Invasive Species Compendium

Detailed coverage of invasive species threatening livelihoods and the environment worldwide

Abstract

Remote sensing-derived bioclimatic variables for modeling invasive Prosopis juliflora distribution in a region of limited meteorological stations.

Abstract

Accurate modeling of invasive species in areas of limited distribution of meteorological stations is challenging. In this regard, climate records from satellites are good alternatives. However, the accuracy of these datasets needs to be validated and their performance should be evaluated. Hence, this study aimed at evaluating the performance of four satellite-derived bioclimatic variables for modeling invasive Prosopis juliflora distribution in the dryland ecosystem of Ethiopia.
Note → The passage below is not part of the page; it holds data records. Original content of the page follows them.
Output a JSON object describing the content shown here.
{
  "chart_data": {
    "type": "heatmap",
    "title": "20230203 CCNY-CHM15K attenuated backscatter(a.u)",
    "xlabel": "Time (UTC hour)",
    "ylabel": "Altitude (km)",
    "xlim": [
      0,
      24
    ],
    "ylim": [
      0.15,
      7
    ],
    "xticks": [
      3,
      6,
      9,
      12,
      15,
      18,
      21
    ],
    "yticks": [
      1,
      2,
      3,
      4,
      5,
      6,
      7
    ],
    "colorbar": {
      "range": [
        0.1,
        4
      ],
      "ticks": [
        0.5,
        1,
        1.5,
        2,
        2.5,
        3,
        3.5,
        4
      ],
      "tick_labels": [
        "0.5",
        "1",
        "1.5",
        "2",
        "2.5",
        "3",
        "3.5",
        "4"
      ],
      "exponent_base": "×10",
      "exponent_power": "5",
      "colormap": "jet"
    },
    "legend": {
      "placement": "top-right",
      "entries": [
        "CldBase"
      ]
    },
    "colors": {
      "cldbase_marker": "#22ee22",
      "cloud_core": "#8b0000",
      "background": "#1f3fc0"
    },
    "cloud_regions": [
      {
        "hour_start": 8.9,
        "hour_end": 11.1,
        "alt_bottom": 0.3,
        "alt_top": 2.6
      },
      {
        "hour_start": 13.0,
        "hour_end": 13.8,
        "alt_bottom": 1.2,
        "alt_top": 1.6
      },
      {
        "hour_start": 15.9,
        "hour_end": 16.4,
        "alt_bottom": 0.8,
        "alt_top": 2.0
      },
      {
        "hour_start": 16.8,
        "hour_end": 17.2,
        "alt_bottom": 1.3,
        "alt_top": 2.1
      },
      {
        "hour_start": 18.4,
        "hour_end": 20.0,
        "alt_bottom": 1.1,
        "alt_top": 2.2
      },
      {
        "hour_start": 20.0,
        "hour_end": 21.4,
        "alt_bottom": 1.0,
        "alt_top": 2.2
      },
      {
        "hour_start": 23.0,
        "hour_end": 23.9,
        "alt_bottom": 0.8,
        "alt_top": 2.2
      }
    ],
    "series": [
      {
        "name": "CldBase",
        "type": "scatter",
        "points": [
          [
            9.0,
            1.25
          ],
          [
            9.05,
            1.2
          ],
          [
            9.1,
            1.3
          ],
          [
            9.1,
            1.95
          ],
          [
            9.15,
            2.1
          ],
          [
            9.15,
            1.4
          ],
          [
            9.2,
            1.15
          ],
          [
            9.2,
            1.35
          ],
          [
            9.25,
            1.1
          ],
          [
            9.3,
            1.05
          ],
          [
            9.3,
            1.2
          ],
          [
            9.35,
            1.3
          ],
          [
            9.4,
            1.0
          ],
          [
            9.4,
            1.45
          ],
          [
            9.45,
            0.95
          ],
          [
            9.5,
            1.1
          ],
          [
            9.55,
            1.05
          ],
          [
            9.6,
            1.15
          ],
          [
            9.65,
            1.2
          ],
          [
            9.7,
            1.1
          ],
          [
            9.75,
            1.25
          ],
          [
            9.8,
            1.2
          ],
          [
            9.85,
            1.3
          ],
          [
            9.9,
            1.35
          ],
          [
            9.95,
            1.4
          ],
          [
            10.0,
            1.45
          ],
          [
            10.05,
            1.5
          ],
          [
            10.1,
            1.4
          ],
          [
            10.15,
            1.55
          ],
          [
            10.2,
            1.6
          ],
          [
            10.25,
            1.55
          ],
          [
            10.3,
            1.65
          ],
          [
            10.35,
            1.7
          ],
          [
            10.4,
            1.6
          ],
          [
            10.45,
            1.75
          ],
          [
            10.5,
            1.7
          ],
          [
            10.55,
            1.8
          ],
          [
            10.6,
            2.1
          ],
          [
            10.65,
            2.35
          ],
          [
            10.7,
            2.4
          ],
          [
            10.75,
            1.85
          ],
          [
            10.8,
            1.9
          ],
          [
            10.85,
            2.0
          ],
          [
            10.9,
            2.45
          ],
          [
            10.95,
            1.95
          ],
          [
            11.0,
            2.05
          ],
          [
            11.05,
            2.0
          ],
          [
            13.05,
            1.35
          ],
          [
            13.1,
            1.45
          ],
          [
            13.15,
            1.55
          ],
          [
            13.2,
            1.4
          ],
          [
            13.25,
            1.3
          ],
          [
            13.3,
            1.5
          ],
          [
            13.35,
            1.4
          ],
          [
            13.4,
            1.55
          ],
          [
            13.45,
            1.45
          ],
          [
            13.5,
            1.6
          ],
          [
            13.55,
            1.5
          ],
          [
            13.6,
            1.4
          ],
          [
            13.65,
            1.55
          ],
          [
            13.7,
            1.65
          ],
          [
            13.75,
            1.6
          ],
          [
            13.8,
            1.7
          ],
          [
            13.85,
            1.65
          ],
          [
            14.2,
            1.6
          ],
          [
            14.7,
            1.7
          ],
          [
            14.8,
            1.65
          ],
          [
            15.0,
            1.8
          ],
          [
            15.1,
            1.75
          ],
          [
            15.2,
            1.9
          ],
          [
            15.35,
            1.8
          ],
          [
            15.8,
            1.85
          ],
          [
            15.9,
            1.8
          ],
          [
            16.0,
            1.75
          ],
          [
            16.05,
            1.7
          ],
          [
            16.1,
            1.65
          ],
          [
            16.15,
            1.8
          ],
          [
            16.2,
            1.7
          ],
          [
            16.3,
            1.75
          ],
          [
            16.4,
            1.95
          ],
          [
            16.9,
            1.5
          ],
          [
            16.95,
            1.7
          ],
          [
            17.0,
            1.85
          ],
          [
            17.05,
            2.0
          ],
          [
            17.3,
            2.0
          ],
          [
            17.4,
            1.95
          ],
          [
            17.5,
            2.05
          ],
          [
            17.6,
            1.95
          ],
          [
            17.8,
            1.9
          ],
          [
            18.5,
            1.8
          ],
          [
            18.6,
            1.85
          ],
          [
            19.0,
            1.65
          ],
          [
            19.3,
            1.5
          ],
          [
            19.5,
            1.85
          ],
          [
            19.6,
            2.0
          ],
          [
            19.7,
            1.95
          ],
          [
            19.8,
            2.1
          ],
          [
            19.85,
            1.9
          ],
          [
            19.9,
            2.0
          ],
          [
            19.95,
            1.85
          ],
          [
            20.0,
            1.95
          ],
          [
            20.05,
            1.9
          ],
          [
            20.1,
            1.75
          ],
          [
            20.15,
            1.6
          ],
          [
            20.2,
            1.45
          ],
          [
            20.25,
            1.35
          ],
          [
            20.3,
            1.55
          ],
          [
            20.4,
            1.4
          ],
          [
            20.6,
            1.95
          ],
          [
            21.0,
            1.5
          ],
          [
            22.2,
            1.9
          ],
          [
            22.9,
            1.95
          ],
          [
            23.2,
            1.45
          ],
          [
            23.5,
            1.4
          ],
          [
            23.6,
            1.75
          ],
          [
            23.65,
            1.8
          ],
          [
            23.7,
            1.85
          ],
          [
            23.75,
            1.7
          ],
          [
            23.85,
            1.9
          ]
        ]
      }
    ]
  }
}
Accordingly, WorldClim1.4 bioclimatic variables were used as a baseline to evaluate their performance, while, gauge-derived bioclimatic variables were used to validate all tested datasets. A total of 240 species occurrence and absence points were used to train and test the performance of all models using the Random Forest algorithm. Accordingly, satellite-derived bioclimatic variables provide better performance with an area under the curve of 0.64 and true skill statistics of 0.4 compared to a reanalysis and WorldClim1.4 derived bioclimatic variables. However, the lower performance of satellite datasets indicates the importance of its integration with other variables.